Abstract 790: Inhibition of Nuclear Factor-kB Exacerbates Beta-Adrenergic Receptor Mediated Cardiac Remodeling In Vivo
We have previously shown that sustained β-adrenergic receptor (β-AR) stimulation induces both inflammatory activation and pathological remodeling in the heart. Nuclear factor (NF)-κB, a central transcriptional mediator of inflammation, is activated by β-AR stimulation; however, the role of NF-κB in β-AR-induced remodeling is unknown. We tested the hypothesis that NF-κB activation in the heart modulates the remodeling response to β-AR stimulation. Osmotic minipumps with either isoproterenol (ISO, 625 μg/kg/h) or saline (SAL) were placed in adult male transgenic mice with NF-κB inhibition due to cardiac-specific overexpression of a phosphorylation-resistant IκBα (IκBα DN TG, n = 15) or in non-transgenic (NTG) littermates (n = 15) for 3 days. Echocardiography showed no baseline cardiac phenotype in the TG mice. NTG ISO hearts exhibited (vs. NTG SAL):
significantly (p < 0.05) increased heart rate (HR), fractional shortening (FS), and relative wall thickness (RWT) by echocardiography, indicating augmented systolic function and concentric remodeling,
hypertrophy (LV/body weight [BW] ratio (3.9 ± 0.2 vs. 3.2 ± 0.1 mg/g; myocyte cross-sectional area [CSA] 331 ± 87 vs. 225 ± 63 μm2, p < 0.001),
increased fibrosis (collagen density 2.8 ± 1.8 vs. 1.9 ± 1.4 %, p < 0.001), and
inflammatory activation (~3-fold higher interleukin [IL]-6 mRNA, p < 0.001).

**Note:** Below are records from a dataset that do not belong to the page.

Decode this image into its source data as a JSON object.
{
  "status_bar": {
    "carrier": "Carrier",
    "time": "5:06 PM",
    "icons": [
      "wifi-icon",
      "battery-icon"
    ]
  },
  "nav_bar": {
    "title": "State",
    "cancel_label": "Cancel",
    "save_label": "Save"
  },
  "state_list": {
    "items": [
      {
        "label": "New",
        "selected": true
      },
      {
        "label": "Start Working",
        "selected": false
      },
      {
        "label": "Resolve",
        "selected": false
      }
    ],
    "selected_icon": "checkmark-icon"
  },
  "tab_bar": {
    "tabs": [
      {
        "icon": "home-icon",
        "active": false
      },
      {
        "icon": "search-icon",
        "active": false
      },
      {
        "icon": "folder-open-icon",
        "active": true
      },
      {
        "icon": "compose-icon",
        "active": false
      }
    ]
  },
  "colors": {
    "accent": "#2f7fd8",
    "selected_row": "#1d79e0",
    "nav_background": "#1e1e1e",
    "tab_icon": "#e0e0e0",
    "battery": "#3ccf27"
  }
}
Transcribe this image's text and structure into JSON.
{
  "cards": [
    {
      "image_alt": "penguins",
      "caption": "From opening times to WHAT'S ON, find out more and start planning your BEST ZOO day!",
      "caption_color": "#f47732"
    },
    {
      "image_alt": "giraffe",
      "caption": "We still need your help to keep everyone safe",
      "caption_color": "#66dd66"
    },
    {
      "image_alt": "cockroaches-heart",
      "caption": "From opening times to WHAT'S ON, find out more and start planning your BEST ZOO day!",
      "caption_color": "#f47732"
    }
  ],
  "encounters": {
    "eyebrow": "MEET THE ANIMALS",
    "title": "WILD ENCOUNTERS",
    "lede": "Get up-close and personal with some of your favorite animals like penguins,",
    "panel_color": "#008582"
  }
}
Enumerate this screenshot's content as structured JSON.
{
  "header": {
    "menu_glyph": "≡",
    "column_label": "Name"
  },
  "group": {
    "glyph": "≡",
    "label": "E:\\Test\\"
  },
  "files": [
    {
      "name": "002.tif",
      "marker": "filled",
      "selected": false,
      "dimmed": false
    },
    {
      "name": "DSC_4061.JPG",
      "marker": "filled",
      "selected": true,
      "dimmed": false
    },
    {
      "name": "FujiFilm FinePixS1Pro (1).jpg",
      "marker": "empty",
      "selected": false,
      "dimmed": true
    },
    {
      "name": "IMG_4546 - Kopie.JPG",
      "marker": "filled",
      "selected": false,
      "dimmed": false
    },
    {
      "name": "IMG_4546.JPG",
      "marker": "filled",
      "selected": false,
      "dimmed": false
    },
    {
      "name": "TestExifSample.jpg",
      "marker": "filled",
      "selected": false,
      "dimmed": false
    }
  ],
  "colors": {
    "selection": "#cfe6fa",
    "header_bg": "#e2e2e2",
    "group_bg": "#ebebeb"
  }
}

IκBα DN TG ISO hearts also had significant increases in HR, FS, and RWT comparable to NTG ISO. However, as compared to NTG ISO, TG ISO hearts had substantially increased (p < 0.001) hypertrophy (myocyte CSA 389 ± 87 μm2, p < 0.001) and fibrosis (collagen 5.5 ± 3.6 %). Moreover, unlike NTG ISO, TG ISO mice exhibited increased lung weight/BW ratio (5.8 ± 0.6 vs. TG SAL 4.8 ± 0.4 mg/g, p < 0.01) suggesting diastolic heart failure and lung edema. Surprisingly, despite NF-κB suppression, mRNA levels of tumor necrosis factor, IL-1β, and IL-6 were markedly increased in TG ISO hearts (p < 0.001), to a greater magnitude than NTG ISO hearts.
Conclusion: NF-κB abrogation in the heart exacerbates the hypertrophic and fibrotic response to sustained in vivo β-AR stimulation and may worsen diastolic function. Furthermore, β-AR-induced pro-inflammatory cytokine expression in the heart can occur in an NF-κB-independent manner.